[Long-term culture: evidence of the capacity of stroma to sustain hematopoiesis of a second inoculum].

Purpose: To analyze, in two-stages long term bone marrow cultures (LTBMC), the efficiency of the method used for irradiation of the stroma and to check if after that, it's capable to support the hematopoiesis.
Material and Methods: We have used for the first inoculum, bone marrow cells from eight controls. They were cultured at 2 x 10(6) cells/ml concentration until obtaining a fully confluent stroma which was irradiated with 15 Gy. After that, over this layer, we put a second inoculum with bone marrow cells in four cases, and with peripheral blood cells in four others, at a concentration of 1 x 10(5) cells/mL. In four cases the first inoculum was from a man and the second from a woman. The culture's haematopoietic activity was determined by the number of CFU-GM, total cell counts and the differential counts during four weeks. At the end of the study we recovered the cells from the supernatant of the culture and they were analyzed by in situ hybridization with an alpha centromeric probe specific to the X chromosome.

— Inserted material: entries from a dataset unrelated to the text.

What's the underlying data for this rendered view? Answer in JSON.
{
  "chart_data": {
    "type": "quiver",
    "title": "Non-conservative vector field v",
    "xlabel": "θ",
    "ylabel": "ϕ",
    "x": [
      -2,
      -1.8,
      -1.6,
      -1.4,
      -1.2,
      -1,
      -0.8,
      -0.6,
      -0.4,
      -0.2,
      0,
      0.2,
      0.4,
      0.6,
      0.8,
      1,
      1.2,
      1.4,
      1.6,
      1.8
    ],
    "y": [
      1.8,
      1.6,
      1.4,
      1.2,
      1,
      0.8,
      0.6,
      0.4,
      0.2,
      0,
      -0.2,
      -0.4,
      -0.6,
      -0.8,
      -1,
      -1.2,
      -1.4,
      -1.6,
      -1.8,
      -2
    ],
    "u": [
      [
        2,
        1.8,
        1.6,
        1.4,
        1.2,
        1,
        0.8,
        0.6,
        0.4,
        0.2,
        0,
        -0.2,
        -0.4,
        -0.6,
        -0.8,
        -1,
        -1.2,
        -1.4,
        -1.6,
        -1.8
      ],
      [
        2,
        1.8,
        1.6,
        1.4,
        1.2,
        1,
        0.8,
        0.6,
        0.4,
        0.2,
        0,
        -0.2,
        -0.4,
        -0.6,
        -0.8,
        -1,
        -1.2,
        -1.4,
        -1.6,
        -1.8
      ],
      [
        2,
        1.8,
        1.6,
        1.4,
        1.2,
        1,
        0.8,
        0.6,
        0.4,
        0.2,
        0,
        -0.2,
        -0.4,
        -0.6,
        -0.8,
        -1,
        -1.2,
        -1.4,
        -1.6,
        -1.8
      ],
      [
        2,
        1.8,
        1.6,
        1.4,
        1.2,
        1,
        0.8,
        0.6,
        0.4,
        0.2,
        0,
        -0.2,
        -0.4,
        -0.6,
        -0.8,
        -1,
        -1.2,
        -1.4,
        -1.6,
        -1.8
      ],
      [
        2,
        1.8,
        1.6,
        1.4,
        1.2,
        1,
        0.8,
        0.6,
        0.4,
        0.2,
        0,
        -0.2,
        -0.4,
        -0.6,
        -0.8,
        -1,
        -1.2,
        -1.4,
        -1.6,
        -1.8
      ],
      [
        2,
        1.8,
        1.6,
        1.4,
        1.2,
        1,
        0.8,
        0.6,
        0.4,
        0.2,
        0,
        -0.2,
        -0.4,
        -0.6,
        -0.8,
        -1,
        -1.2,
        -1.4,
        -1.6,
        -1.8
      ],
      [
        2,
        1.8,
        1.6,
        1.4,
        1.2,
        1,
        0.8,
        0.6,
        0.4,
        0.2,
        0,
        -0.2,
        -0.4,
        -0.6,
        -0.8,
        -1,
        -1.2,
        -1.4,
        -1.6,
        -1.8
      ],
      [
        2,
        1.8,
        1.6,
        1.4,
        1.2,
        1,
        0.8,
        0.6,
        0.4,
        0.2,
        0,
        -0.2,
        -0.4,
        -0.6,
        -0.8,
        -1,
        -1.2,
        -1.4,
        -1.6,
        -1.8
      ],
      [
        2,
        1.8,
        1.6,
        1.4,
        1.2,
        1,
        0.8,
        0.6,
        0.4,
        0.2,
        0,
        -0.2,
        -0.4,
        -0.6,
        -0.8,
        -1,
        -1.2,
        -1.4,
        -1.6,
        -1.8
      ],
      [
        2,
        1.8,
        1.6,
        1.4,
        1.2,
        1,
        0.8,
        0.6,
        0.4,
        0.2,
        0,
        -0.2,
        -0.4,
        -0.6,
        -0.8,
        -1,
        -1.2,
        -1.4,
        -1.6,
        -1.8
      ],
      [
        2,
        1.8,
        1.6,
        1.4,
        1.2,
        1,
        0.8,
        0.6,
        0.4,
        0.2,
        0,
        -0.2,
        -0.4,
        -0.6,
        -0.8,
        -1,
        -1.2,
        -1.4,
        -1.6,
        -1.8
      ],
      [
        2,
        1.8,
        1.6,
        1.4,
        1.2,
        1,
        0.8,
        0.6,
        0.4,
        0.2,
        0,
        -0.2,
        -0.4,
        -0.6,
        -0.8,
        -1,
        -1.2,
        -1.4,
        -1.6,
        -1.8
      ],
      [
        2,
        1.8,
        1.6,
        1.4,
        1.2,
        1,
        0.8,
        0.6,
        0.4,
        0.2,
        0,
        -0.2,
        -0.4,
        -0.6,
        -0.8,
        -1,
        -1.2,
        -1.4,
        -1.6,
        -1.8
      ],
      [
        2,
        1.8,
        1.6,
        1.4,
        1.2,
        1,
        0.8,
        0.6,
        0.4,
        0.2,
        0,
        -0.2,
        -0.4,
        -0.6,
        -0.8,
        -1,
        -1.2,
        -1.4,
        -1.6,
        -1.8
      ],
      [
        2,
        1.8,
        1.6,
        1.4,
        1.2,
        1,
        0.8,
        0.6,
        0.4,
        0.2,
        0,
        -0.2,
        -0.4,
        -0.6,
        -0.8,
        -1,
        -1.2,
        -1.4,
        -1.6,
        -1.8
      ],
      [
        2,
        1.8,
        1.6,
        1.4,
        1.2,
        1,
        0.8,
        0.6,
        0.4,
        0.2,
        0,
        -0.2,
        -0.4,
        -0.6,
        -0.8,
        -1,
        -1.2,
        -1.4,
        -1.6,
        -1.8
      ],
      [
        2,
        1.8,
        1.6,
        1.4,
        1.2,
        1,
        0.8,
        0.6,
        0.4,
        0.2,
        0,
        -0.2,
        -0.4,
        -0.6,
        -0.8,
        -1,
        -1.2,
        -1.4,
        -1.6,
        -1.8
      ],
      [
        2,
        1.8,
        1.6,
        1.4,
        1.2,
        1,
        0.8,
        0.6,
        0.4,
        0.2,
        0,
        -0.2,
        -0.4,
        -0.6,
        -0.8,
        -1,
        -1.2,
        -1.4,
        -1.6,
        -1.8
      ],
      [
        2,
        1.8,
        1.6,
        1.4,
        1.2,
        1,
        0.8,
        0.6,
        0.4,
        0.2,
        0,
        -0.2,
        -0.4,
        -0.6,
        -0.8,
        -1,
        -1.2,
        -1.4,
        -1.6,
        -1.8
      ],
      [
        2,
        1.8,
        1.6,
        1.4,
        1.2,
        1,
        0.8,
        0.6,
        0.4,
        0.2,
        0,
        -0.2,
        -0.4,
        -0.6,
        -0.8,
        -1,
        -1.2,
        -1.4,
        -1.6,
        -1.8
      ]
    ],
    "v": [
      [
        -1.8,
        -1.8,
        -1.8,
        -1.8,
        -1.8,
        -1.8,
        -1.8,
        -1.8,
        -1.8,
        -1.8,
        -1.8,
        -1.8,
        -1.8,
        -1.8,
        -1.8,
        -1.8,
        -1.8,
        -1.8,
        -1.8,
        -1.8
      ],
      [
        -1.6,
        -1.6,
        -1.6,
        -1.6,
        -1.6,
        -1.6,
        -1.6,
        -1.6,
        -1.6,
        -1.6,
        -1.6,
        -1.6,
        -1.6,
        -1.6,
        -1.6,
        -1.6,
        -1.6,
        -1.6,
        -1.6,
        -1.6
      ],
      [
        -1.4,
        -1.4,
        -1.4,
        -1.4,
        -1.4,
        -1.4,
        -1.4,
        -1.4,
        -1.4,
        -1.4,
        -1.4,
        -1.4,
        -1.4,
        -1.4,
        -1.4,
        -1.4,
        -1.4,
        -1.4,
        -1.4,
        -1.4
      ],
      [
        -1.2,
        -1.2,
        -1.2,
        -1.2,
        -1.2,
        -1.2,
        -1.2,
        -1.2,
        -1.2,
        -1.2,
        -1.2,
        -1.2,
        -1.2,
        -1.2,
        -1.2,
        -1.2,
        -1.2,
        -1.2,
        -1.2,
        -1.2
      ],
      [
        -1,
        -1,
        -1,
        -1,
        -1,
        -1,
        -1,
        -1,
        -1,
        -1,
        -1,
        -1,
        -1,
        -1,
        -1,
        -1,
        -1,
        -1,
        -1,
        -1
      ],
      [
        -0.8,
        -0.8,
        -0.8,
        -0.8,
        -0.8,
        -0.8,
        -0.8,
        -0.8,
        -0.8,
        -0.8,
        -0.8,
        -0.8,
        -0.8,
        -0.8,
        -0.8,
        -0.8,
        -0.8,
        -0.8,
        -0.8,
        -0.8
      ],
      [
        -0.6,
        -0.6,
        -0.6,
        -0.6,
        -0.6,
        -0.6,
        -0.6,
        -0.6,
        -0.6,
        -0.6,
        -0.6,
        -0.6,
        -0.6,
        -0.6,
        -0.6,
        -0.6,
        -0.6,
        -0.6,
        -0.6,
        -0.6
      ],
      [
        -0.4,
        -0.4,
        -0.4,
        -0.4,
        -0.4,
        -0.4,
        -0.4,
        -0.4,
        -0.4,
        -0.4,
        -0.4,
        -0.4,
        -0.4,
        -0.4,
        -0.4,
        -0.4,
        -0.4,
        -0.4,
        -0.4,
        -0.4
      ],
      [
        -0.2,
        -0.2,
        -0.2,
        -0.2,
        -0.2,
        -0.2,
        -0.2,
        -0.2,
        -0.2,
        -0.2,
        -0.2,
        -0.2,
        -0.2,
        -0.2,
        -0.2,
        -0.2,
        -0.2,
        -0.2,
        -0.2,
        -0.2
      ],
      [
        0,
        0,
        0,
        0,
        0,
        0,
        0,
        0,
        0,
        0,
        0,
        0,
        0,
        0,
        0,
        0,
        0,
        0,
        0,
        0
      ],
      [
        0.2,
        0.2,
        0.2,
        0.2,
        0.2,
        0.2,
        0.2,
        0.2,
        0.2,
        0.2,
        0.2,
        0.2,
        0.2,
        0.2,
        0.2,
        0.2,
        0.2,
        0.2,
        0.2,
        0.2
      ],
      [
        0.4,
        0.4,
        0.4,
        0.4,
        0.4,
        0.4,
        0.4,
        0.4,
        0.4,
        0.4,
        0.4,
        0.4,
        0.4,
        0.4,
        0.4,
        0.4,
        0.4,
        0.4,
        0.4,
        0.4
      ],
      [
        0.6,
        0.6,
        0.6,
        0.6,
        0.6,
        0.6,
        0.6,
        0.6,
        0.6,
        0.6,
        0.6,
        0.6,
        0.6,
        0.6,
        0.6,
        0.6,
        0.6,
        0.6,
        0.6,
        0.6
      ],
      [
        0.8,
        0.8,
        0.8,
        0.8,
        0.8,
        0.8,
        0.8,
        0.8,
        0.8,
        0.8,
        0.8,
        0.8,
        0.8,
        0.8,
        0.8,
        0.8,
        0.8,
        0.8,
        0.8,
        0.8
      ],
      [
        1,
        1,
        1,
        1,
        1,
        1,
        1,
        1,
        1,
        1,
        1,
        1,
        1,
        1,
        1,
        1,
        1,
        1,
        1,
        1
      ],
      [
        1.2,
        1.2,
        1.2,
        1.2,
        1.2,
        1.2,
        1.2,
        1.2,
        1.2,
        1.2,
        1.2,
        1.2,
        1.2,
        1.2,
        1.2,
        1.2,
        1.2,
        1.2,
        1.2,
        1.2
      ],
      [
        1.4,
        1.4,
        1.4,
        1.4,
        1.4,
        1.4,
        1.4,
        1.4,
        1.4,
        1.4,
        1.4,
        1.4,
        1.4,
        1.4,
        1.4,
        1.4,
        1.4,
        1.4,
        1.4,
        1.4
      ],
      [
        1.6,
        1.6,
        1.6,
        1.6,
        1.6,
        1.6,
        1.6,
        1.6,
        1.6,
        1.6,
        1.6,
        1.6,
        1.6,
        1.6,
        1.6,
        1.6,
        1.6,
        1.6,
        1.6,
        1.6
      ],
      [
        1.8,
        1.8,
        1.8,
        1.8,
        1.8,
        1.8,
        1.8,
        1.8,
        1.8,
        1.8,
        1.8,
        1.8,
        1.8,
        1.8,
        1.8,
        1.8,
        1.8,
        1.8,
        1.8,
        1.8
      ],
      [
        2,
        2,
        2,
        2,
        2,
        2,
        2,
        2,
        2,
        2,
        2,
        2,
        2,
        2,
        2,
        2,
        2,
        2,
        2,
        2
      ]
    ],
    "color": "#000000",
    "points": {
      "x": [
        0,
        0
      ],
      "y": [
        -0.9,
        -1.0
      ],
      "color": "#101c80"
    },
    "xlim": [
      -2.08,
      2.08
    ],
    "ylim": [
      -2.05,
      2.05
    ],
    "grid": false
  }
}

Results: In all cases we obtained a confluent stroma with production of haematopoiesis (cobblestone areas). The cells recovered at the end of the culture were, in all cases, from the second inoculum because they had a double signal with the X probe. The number of CFU-GM obtained was higher in bone marrow than in peripheral blood (34.5 and 9.2 respectively) however, the total cells were similar in both cases (2.3 x 10(5) and 2.9 x 10(5)) although the cellular subtypes varied depending on the second inoculum (B.M. or P.B.).
Conclusion: Our data confirm that the dose of 15 Gy eradicate the haemopoiesis of first inoculum, which allowed to analyze stroma and progenitor cells, separately. In addition, the stroma is capable to support the hematopoiesis generated by progenitor cells from peripheral and bone marrow.